Au-delà de la question de leur création, l’existence de ces galaxies sans bulbes apporte un nouvel éclairage sur la localisation dans l’espace des galaxies en général : en effet les galaxies ne sont pas distribuées de manière homogène dans le cosmos (du moins dans la partie qui nous est accessible). Les galaxies les plus proches occupent 2/3 de l’espace disponible, laissant 1/3 de vide quasi absolu connu de “vide local” (Local Void) à la frontière duquel se trouve, entre autres, notre galaxie. D’après la théorie classique, ce vide devrait contenir au moins 19 galaxies or il n’en est rien : de nombreuses galaxies locales sont “collées” sur une “paroi” de ce vide local (la “local sheet”) et quelques unes parmi les plus imposantes se trouvent à quelques millions d’années-lumières de la “local sheet”. Autrement dit la distribution des galaxies est très bizarre et ne correspond pas du tout aux prévisions du modèle standard, beaucoup plus homogène. Si les galaxies spirales sans bulbe se sont formées très rapidement, elles ont pu attirer vers elle l’essentiel de la matière disponible et donc créé l’amorce d’un vide local : avec moins de matière distribuée de manière homogène et donc moins d’attraction gravitationnelle pour compenser l’expansion de l’univers, le vide autour de ces galaxies aurait rapidement grandi (la vitesse d’expansion du vide local, dans notre région de l’espace, est de près d’un million de km/h !) et aurait ainsi rendu impossible toute collision future par manque de combattants – d’où l’existence tranquille de ces galaxies sans bulbe.

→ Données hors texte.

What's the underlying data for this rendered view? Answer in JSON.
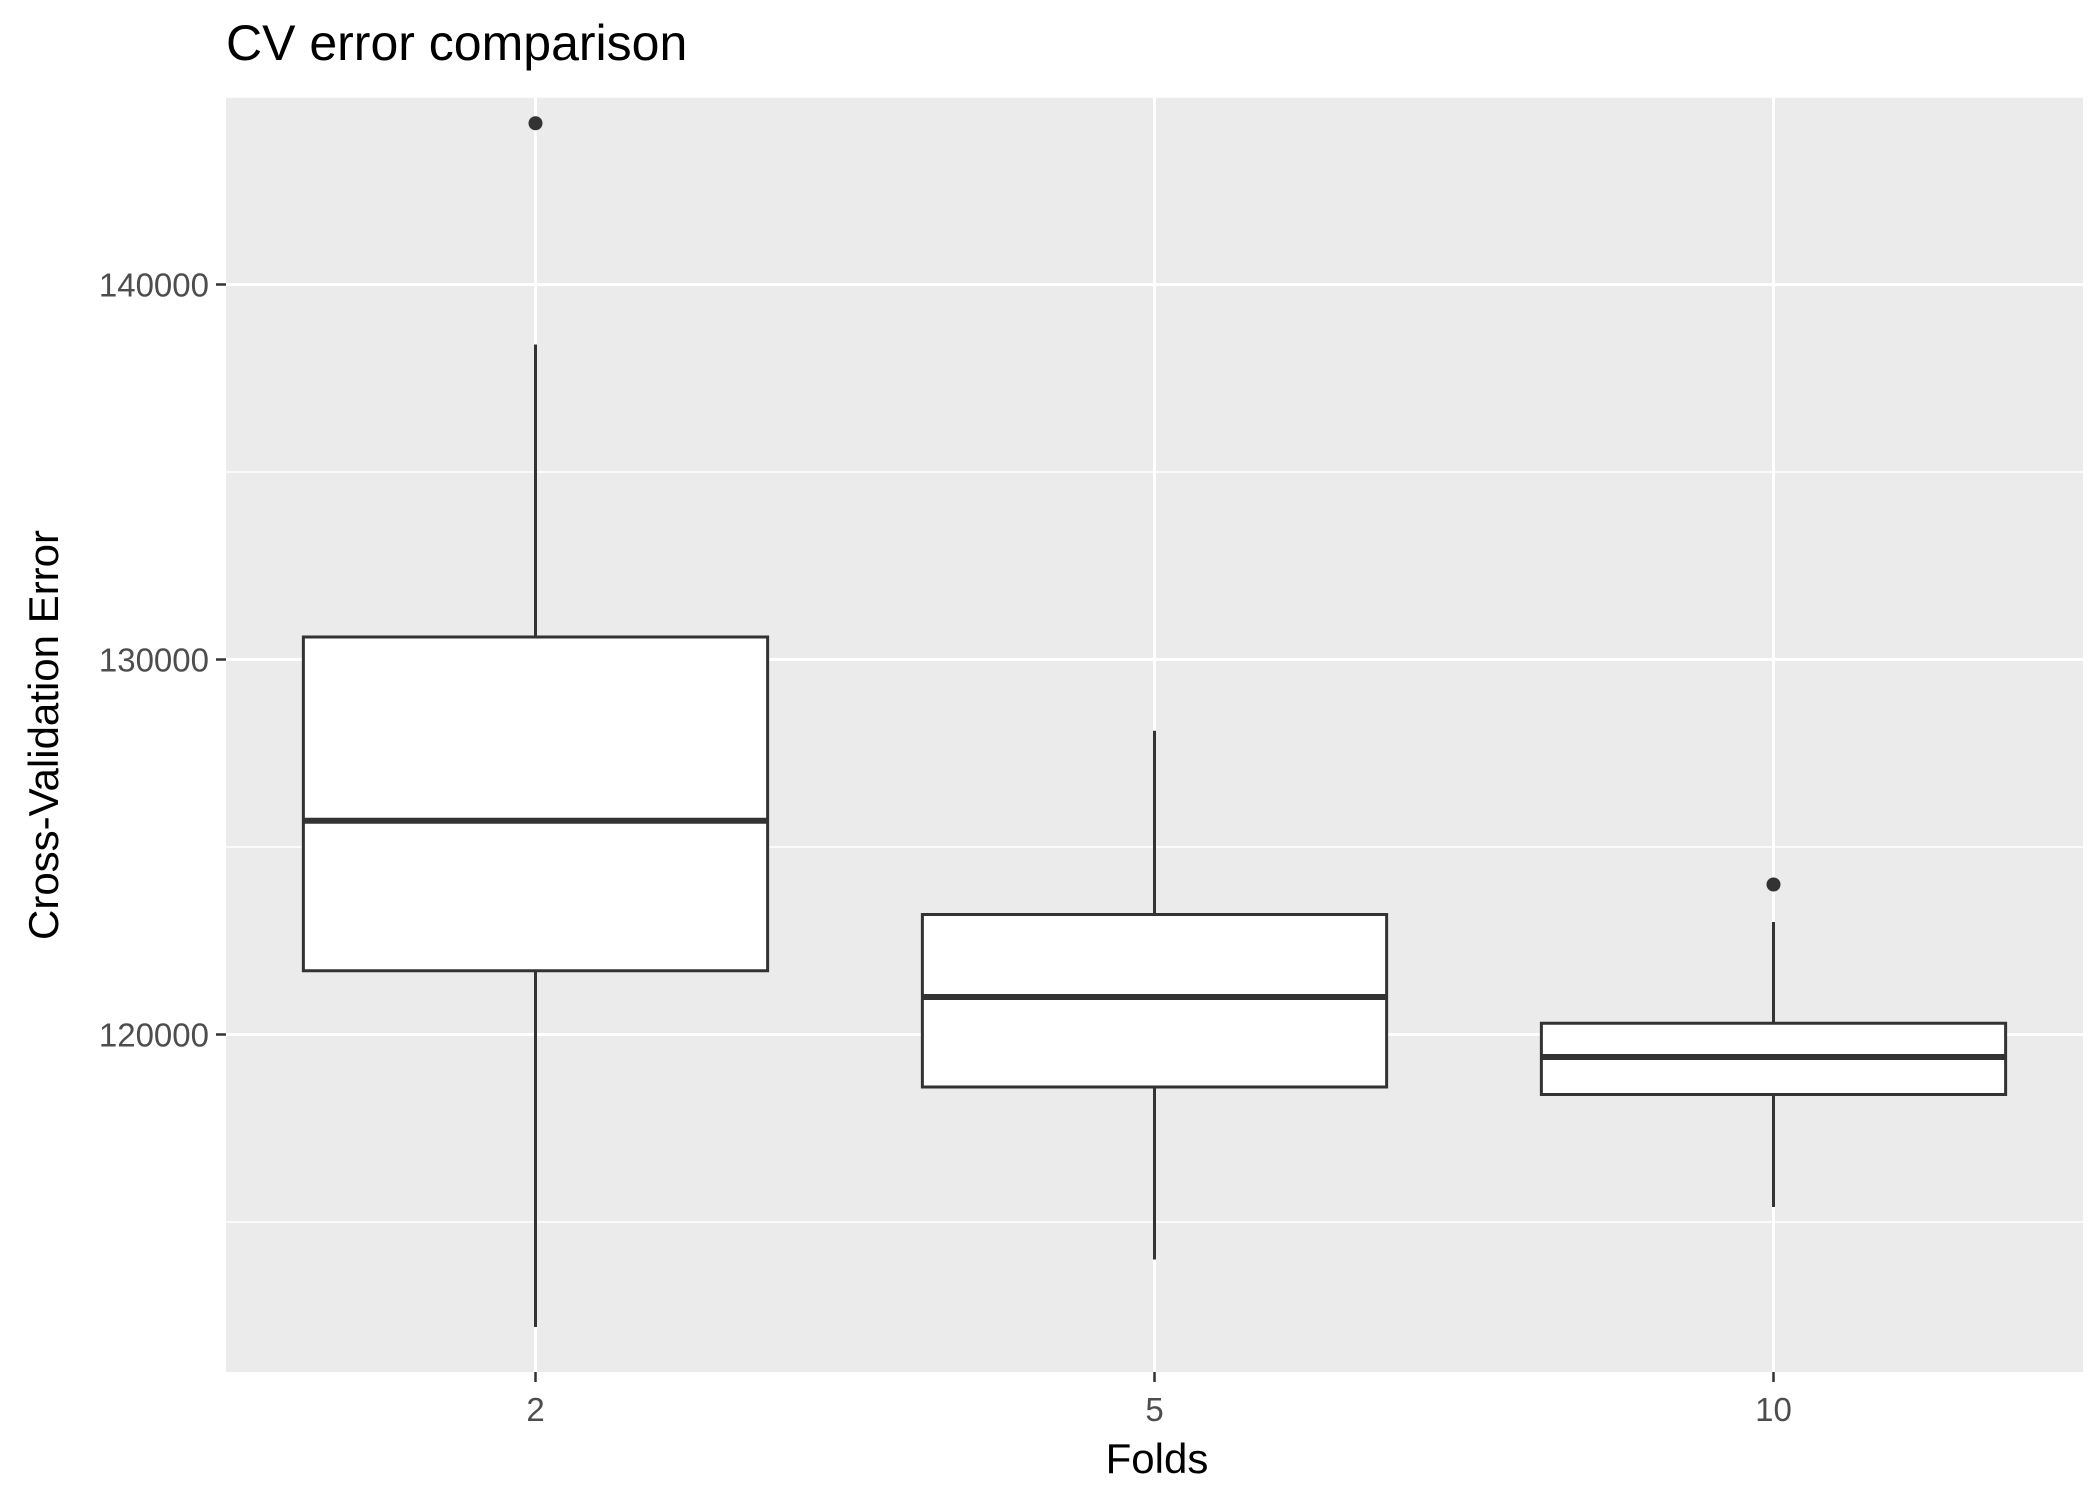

L’existence de telles galaxies, telle la Voie Lactée, peut donc sans doute s’expliquer par cette effet d’expansion du vide, mais cela n’explique pas comment ces galaxies ont pu se former aussi rapidement en premier lieu. Et on en revient à cette fameuse matière sombre : habituellement considérée comme “froide” donc plutôt statique, la matière sombre est perçu comme formant le berceau des galaxies. Cette matière quasi immobile aurait formé de petits amas locaux d’où seraient nées les embryons de galaxies, qui en grossissant se seraient percutées entre elles pour former les grosses galaxies à bulbe. Mais si on veut expliquer la création des galaxies sans bulbe il faut une matière sombre nettement plus fluide, “chaude” et ayant permis la création d’amas nettement plus importants mais plus espacés les uns des autres.
De quoi serait composée une telle matière sombre et chaude ? il pourrait s’agir d’un neutrino stérile – concept sur lequel je proposais l’an dernier le billet “Neutrino et matière noire : le retour“. Une autre source pourrait être la désintégration explosive de particules lourdes générant ainsi des flots de particules rapides donc “chaudes”. L’AMS récemment installé sur la station spatiale internationale (voir ce billet) apportera peut être des réponses à ces questions.
En conclusion, il semble que notre représentation actuelle de la formation des galaxies et a fortiori des caractéristiques de la matière sombre soit quelque peu simpliste. La réalité est sans doute nettement plus complexe et plus chaotique.